6. Refrain from naming the company, creating a logo or building a website. Car salesman will ask you what your favorite color is. It’s one of the first questions. Why? Because it’s the first emotional question that leads to commitment. Use restraint here — it doesn’t matter yet what your idea is named or how it looks. The strongest buildings have strong, flexible foundations. Build the foundation before you pick the paint color.
6. Do you like your idea? If you’ve ventured into entrepreneurship before, you know, it’s hard as hell. Beyond the need, the solution and the revenue potential, you have to believe in your idea. Do you want to do this every waking and sleeping moment for the foreseeable future?
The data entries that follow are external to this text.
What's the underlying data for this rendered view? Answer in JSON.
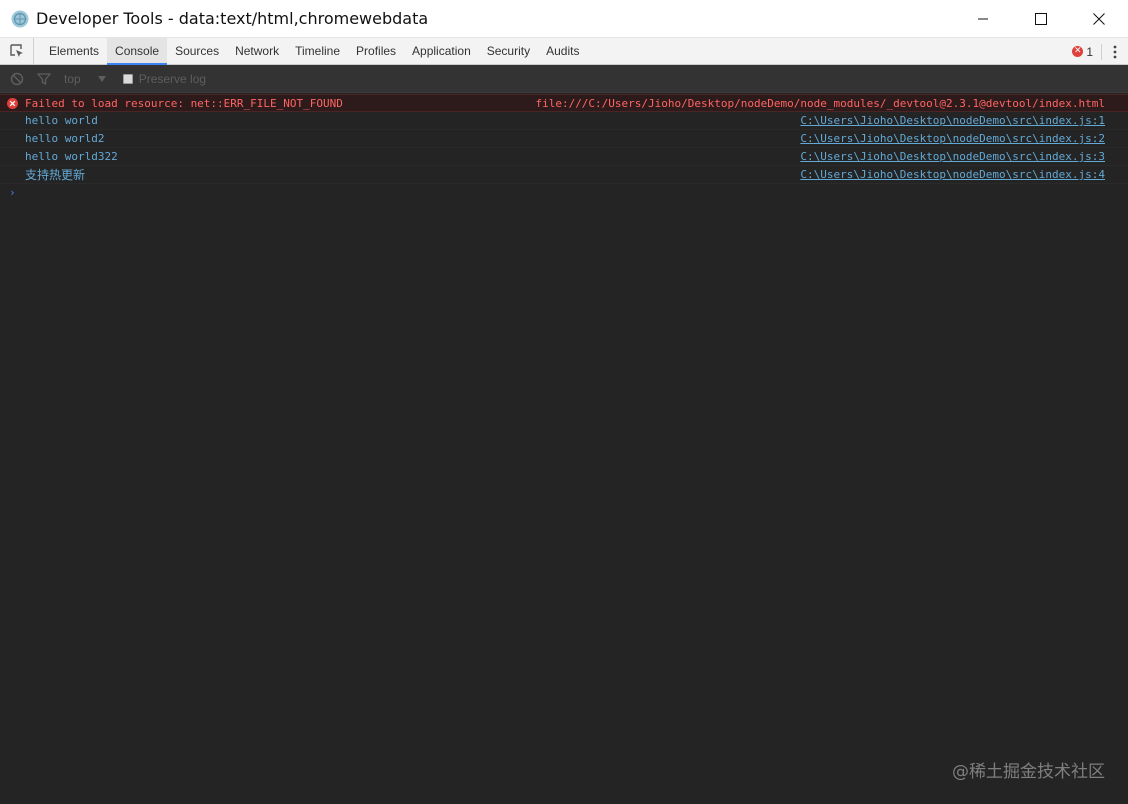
{
  "window": {
    "title": "Developer Tools - data:text/html,chromewebdata"
  },
  "tabs": [
    {
      "label": "Elements",
      "active": false
    },
    {
      "label": "Console",
      "active": true
    },
    {
      "label": "Sources",
      "active": false
    },
    {
      "label": "Network",
      "active": false
    },
    {
      "label": "Timeline",
      "active": false
    },
    {
      "label": "Profiles",
      "active": false
    },
    {
      "label": "Application",
      "active": false
    },
    {
      "label": "Security",
      "active": false
    },
    {
      "label": "Audits",
      "active": false
    }
  ],
  "error_badge": {
    "count": "1",
    "icon": "error-icon"
  },
  "toolbar": {
    "context": "top",
    "preserve_log_label": "Preserve log",
    "preserve_log_checked": false
  },
  "messages": [
    {
      "type": "error",
      "text": "Failed to load resource: net::ERR_FILE_NOT_FOUND",
      "source": "file:///C:/Users/Jioho/Desktop/nodeDemo/node_modules/_devtool@2.3.1@devtool/index.html"
    },
    {
      "type": "log",
      "text": "hello world",
      "source": "C:\\Users\\Jioho\\Desktop\\nodeDemo\\src\\index.js:1"
    },
    {
      "type": "log",
      "text": "hello world2",
      "source": "C:\\Users\\Jioho\\Desktop\\nodeDemo\\src\\index.js:2"
    },
    {
      "type": "log",
      "text": "hello world322",
      "source": "C:\\Users\\Jioho\\Desktop\\nodeDemo\\src\\index.js:3"
    },
    {
      "type": "log",
      "text": "支持热更新",
      "source": "C:\\Users\\Jioho\\Desktop\\nodeDemo\\src\\index.js:4"
    }
  ],
  "prompt_symbol": "›",
  "watermark": "@稀土掘金技术社区",
  "colors": {
    "error": "#ff6464",
    "log": "#63a9d6",
    "accent": "#3e82f7",
    "background": "#242424"
  }
}
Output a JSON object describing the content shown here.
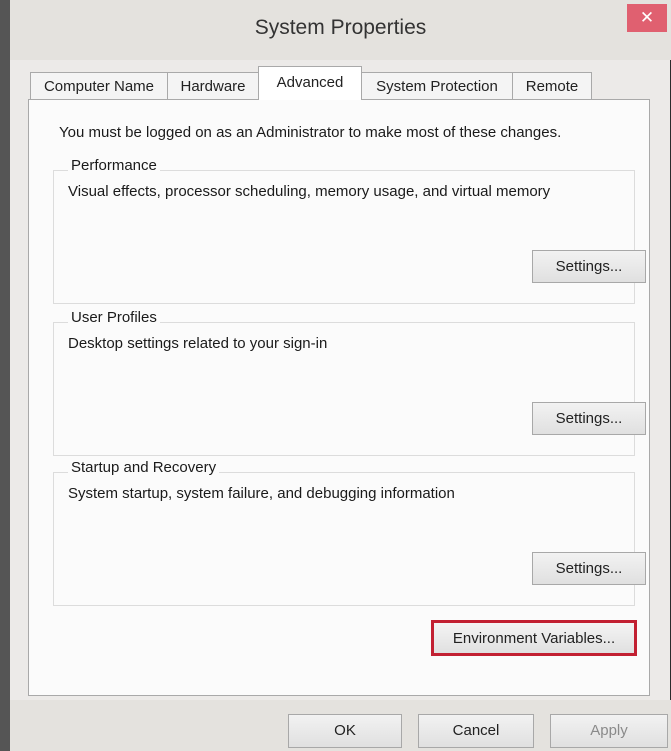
{
  "window": {
    "title": "System Properties",
    "close_glyph": "✕"
  },
  "tabs": [
    {
      "label": "Computer Name",
      "active": false
    },
    {
      "label": "Hardware",
      "active": false
    },
    {
      "label": "Advanced",
      "active": true
    },
    {
      "label": "System Protection",
      "active": false
    },
    {
      "label": "Remote",
      "active": false
    }
  ],
  "panel": {
    "admin_note": "You must be logged on as an Administrator to make most of these changes.",
    "groups": [
      {
        "title": "Performance",
        "description": "Visual effects, processor scheduling, memory usage, and virtual memory",
        "button": "Settings..."
      },
      {
        "title": "User Profiles",
        "description": "Desktop settings related to your sign-in",
        "button": "Settings..."
      },
      {
        "title": "Startup and Recovery",
        "description": "System startup, system failure, and debugging information",
        "button": "Settings..."
      }
    ],
    "env_button": "Environment Variables..."
  },
  "footer": {
    "ok": "OK",
    "cancel": "Cancel",
    "apply": "Apply"
  },
  "colors": {
    "highlight": "#c22032",
    "close": "#e06070"
  }
}
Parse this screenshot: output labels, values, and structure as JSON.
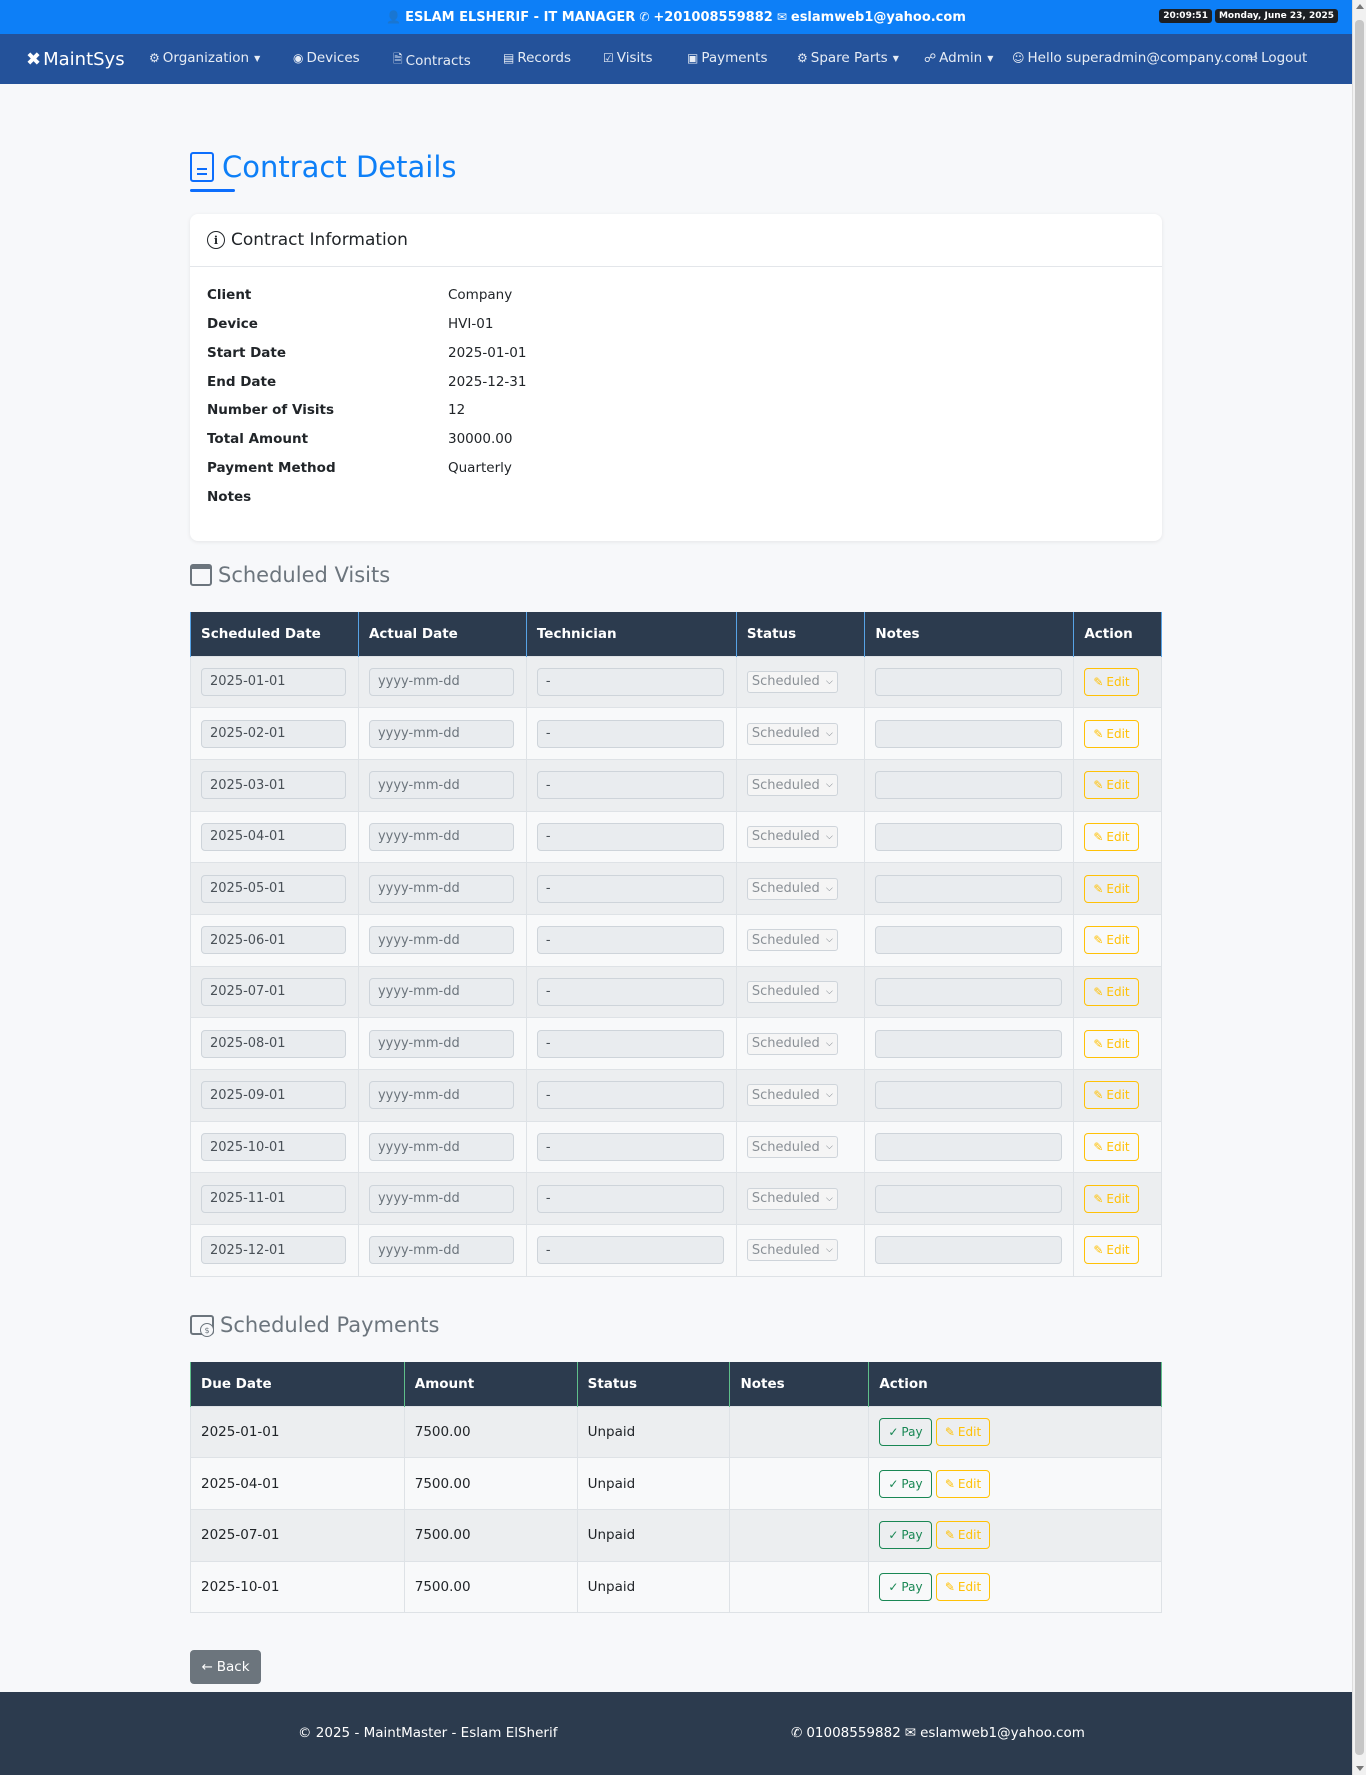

Last year, I went down the path of opening a make-your-own ice cream sandwich shop. The idea was good, not unique, of course, but good. It solved a problem, it had revenue potential, it had two of the seven deadly sins. I was committed to delving into the next stage of building out a business model. I talked about startup costs, competitive landscape and pricing. Then one day, my kid left ice cream on the back porch. I walked outside to the nastiest smell ever. The ground was sticky, the ice cream was rotten and smelly. I started laughing. Despite my idea, my beloved ice cream shop, I realized I didn’t want to spend the next few years of my life with sticky, smelly dairy. And there went the idea. Love what you do. Be ready to live it.